Fact-checking Obama's Toledo speech on auto bailout

I didn't do the leg work, but Glenn Kessler, The Fact Checker, at The Washington Post did. In his column he starts with this:

"With some of the economic indicators looking a bit dicey, President Obama traveled to Ohio last week to tout what the administration considers a good-news story: the rescue of the domestic automobile industry. In fact, he also made it the subject of his weekly radio address.

We take no view on whether the administration’s efforts on behalf of the automobile industry were a good or bad thing; that’s a matter for the editorial pages and eventually the historians. But we are interested in the facts the president cited to make his case.

What we found is one of the most misleading collections of assertions we have seen in a short presidential speech. Virtually every claim by the president regarding the auto industry needs an asterisk, just like the fine print in that too-good-to-be-true car loan.

Let’s look at the claims in the order in which the president said them."

Read the entire analysis and educate yourself about the truth versus the spin.

1 comment:

Mad Jack said...

Nice link Maggie. I'm hardly surprised, but I'll add that The Anointed One is hardly the first US President to prevaricate.
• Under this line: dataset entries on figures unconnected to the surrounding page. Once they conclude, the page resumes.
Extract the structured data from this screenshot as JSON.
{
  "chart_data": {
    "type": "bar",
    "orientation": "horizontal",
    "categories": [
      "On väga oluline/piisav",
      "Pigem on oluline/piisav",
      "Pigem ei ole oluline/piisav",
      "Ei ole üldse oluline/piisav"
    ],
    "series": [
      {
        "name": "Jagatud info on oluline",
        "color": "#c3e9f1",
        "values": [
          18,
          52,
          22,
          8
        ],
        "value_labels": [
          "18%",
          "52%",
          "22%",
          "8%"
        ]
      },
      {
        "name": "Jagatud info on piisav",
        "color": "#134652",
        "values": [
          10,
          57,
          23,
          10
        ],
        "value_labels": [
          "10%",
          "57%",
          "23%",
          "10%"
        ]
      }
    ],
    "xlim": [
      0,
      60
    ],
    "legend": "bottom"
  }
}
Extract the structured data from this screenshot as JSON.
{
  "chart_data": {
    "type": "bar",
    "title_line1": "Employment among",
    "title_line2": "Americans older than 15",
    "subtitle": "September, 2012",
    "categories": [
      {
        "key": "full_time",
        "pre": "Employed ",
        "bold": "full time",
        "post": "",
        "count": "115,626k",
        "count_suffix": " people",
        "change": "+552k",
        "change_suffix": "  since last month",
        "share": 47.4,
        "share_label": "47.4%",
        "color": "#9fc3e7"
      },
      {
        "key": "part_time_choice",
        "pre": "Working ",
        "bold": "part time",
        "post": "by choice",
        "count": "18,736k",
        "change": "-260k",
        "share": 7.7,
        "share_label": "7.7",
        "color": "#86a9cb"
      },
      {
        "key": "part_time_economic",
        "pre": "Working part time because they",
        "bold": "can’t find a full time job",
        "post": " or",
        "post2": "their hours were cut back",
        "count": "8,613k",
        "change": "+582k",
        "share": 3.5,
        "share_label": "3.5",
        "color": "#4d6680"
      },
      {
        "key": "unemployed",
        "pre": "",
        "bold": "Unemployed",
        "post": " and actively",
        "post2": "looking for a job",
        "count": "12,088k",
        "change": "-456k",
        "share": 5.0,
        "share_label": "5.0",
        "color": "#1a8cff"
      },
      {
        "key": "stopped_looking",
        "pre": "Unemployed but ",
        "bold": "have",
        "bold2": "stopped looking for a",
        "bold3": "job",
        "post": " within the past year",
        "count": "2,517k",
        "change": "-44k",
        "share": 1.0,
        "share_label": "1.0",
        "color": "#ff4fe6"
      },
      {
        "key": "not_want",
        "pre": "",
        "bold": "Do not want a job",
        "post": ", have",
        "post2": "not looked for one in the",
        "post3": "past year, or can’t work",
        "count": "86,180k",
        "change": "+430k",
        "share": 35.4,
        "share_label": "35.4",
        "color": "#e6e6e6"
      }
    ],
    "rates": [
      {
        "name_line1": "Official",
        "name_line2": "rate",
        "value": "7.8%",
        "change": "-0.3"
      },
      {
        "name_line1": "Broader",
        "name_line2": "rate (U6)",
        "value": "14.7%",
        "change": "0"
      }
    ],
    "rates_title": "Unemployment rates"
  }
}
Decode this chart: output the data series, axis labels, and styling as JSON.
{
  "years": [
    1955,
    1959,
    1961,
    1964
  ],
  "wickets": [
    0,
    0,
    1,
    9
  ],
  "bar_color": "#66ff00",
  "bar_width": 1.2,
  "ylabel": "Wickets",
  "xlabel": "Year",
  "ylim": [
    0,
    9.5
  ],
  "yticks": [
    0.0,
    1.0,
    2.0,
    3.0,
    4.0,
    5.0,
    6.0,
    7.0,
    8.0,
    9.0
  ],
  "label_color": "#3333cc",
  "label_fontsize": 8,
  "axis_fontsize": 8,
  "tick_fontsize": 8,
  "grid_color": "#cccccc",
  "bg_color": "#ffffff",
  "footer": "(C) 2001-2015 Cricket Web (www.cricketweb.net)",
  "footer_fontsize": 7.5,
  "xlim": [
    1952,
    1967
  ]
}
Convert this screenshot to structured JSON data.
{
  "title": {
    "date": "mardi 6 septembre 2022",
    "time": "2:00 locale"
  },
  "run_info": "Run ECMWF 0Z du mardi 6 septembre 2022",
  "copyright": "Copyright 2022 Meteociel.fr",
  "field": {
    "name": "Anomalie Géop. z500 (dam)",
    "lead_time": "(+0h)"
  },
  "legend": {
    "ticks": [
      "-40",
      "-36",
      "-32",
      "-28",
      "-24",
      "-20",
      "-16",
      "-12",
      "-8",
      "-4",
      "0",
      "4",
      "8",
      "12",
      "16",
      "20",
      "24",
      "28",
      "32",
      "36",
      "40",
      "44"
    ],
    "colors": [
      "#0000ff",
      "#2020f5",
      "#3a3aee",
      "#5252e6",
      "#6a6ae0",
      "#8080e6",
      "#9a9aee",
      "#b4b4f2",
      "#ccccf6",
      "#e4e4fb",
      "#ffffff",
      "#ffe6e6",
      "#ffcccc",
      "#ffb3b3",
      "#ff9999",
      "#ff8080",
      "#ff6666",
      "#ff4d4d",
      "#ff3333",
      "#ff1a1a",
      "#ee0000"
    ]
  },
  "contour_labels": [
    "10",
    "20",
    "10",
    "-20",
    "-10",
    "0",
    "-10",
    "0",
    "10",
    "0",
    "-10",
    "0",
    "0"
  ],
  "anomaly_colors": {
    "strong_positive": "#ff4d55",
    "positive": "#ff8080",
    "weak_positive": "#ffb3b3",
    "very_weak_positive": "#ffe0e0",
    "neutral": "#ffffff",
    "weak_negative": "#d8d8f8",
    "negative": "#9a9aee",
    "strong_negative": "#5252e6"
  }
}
Case in point: Who got a Lewinsky in the White House and then fumbled the definition of sexual relations worse than a teenager tackling his first bra strap in the back seat of a Dodge? You have ten seconds...

An even worse crime is that The Anointed One gets away with this crap - for the most part, anyway. Back in the bad old pre-Internet days it's likely he would have gotten away with it scott-free, as authors like Glenn Kessler would never be published, or published six months too late.